Passion: I work in metabolomics, with the goal of identifying novel biomarkers for specific diseases and to gain understanding of the metabolic pathways leading to diseases. It is fascinating how much information we can produce with novel analytical tools, and it is like detective work to find the key information among the myriad data, and then to link the information with the metabolic pathways and disease mechanisms. Here, it is essential to work closely together with people from other disciplines. It is always inspiring to work together, learn new things together and, in the best cases, make some really novel discoveries that are not only scientifically interesting, but can also help find practical solutions to health issues.

Pivotal moment: There are several moments that have been important in my career, the most important one perhaps when I shifted the focus of my research from environmental studies to metabolomics. Actually, when I started my studies, I wanted to work both on analytical chemistry and biochemistry, but then the field was mainly limited to targeted analytical studies, which I found a bit narrow. With new developments in the instrumental side, metabolomics has moved to a fully different level and now I can combine my very first interests in research.

Prediction: There have been a lot of technological advances over the past decade, enabling better and more robust studies.

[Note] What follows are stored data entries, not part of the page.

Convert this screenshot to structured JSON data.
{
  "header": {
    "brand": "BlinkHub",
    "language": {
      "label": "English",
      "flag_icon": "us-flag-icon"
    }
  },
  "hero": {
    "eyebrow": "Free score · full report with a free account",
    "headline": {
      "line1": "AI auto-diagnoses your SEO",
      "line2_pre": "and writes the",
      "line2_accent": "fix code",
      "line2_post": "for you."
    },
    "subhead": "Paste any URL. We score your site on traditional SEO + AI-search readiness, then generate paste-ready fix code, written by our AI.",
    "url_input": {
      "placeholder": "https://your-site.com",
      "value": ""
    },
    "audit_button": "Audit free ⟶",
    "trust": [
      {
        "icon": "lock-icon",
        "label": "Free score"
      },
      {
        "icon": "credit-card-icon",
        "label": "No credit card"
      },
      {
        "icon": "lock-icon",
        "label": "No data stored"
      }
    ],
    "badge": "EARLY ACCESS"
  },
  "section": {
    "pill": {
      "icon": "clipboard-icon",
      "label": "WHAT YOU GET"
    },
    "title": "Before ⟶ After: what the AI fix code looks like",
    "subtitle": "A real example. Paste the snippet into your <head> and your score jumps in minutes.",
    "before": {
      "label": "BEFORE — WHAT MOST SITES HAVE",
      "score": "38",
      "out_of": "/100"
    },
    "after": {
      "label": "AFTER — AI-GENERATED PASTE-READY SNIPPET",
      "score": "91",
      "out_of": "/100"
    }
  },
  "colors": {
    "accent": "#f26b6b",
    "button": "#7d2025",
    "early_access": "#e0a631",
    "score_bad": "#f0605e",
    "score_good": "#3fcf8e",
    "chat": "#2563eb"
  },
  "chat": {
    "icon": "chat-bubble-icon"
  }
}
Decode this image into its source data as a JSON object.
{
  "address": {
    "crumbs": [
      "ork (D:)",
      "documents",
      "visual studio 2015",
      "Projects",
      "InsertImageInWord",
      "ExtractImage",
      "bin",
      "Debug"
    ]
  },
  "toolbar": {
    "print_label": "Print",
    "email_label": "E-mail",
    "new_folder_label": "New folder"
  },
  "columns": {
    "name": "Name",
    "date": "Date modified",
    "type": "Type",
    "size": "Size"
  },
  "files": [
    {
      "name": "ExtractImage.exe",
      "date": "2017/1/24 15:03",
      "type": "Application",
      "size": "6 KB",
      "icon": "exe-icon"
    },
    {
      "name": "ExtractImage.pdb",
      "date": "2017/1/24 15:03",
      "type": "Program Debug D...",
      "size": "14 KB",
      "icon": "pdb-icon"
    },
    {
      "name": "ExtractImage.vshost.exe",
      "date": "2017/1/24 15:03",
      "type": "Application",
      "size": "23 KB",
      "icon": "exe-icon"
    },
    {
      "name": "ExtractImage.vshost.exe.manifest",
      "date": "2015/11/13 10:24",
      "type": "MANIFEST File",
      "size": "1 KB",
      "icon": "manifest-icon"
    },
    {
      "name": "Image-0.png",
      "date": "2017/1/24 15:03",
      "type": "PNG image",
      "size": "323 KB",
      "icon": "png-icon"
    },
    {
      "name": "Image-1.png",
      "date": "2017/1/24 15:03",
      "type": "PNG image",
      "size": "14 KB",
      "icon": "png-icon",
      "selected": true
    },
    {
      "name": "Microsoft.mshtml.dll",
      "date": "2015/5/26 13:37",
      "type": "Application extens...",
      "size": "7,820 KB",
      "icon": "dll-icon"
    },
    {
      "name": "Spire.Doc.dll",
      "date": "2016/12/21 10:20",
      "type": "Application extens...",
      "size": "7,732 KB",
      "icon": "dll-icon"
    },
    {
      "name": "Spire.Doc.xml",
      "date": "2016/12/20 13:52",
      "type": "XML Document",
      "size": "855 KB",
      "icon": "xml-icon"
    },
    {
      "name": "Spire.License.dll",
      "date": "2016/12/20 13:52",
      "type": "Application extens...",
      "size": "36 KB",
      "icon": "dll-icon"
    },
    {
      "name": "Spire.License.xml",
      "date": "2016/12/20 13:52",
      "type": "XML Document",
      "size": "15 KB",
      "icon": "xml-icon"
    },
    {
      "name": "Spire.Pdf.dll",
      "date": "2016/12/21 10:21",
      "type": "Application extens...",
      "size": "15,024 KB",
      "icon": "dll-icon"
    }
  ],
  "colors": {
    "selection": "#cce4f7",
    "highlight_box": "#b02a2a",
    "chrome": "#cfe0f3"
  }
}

Currently, the bottleneck is the efficient utilization of the data, and mining the relevant information from the huge amount of data produced. New developments in data preprocessing and data mining are needed and they are under continuous development. Also, in metabolomics, the development of more robust and rugged instruments in combination with the identification of novel biomarkers will allow personalized metabolic screening to enter into daily clinical practice.